Depremler can ve mal kaybına yol açan tabiat olayları. Depremlerin oluşumu ve yerkabuğunun devinimi milyonlarca yıllık bir süreç. Geçmişte olduğu gibi bugün ve yarın da depremler olacak.
Depremlerin olması bir gerçek. Bu gerçek insanlar tarafından iyi algılanır ve gerekli tedbirler alınırsa can ve mal kaybı ya çok az olur ya da hiç olmaz.
Yapılacak olan yapıların zeminleri ve yapılacakları bölgelerin depremsellikleri iyi bilinirse yapı depreme dayanıklı olarak tasarlanır.
Yapıların mühendis elinden çıkmamış olması, binanın yapımında çalışan işçinin eğitimsiz olması, müteahhidin çok kazanma gailesi ile paradan kaçınması küçük büyüklükteki depremlerin can ve mal kaybına sebebiyet vermesine neden oluyor. Aslında deprem öldürmez aksine kötü yapılmış bina öldürür.
Türkiye önemli bir deprem kuşağı çok önemli dört deprem zonu üzerinde. Bu zonlar sırasıyla Kuzey Anadolu Fay zonu, Doğu Anadolu Fay Zonu Bitlis - Zagros Bindirme Zonu ve Batı Anadolu Açılma zonu.
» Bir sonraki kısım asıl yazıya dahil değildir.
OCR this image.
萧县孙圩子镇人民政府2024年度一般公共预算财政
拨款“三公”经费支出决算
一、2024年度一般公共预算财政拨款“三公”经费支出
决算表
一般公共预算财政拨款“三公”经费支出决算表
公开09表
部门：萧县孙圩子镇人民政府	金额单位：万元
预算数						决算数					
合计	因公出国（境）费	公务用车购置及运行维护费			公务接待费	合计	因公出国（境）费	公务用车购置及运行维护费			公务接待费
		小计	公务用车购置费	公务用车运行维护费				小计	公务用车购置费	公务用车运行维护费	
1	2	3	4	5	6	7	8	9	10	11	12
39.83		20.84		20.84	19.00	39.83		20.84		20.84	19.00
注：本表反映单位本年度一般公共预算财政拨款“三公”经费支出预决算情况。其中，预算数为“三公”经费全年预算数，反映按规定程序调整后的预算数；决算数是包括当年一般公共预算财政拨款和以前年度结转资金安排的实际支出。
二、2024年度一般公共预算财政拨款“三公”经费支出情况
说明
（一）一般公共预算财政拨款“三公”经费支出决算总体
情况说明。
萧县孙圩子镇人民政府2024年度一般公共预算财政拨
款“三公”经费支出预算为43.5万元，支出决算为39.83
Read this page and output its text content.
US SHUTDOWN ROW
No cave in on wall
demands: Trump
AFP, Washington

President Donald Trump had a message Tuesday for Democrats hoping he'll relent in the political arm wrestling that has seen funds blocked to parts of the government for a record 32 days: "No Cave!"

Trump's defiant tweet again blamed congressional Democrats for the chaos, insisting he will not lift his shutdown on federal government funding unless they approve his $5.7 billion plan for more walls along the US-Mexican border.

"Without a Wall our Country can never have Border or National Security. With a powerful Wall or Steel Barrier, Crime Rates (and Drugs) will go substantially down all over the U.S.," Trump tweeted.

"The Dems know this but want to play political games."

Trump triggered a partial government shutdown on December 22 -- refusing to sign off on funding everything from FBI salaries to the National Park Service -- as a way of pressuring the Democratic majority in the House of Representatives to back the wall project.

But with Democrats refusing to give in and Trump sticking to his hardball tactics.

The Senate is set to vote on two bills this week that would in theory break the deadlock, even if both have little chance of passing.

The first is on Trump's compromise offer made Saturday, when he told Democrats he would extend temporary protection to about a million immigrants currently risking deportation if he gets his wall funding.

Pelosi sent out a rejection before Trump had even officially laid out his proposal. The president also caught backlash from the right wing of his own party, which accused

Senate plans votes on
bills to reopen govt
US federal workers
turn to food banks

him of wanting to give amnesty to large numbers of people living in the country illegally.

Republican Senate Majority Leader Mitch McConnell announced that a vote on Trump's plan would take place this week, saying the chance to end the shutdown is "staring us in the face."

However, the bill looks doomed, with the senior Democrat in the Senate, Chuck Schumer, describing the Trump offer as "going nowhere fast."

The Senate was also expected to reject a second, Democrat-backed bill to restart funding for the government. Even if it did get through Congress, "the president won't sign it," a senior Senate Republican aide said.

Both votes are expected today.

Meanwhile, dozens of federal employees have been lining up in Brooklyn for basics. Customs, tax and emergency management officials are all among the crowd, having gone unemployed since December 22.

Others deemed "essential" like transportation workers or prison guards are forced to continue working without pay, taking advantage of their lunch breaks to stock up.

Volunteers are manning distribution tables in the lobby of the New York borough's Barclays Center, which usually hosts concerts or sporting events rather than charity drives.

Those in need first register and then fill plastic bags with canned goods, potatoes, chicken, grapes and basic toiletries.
Ayrıca Türkiyenin altına Arap ve Afrika kıtalarının dalması sonucu Kıbrıs ve Ege Yitim Zonları deprem üreten zonlar olarak varlıklarını sürdürüyor.
Her depremde ülkemizde artık klasikleşmiş yapım hata ve kusurların varlığı ortada. Genç Girişimciler Kulübü Yapı Komisyonu, Deprem ve İstanbul konusuna farklı bir açıdan yaklaşıyor ve 16 Aralık 2006 saat 16:30'da, uzun yıllardır İTÜ Mimarlık fakültesinde özellikle mimarlık öğrencilerine yapı statiği ve çelik dersleri veren Sayın Prof. Dr. Kaya Özgen'in konuşmacı olarak katılacağı bir toplantı düzenliyor. Toplantıda bir yapının depreme dayanıklılık açısından nasıl tasarlanacağını, nasıl bir zeminde ne gibi tedbirler alınması gerektiği hususlarını soru - cevap şeklinde katılımcılarla değerlendirilecek.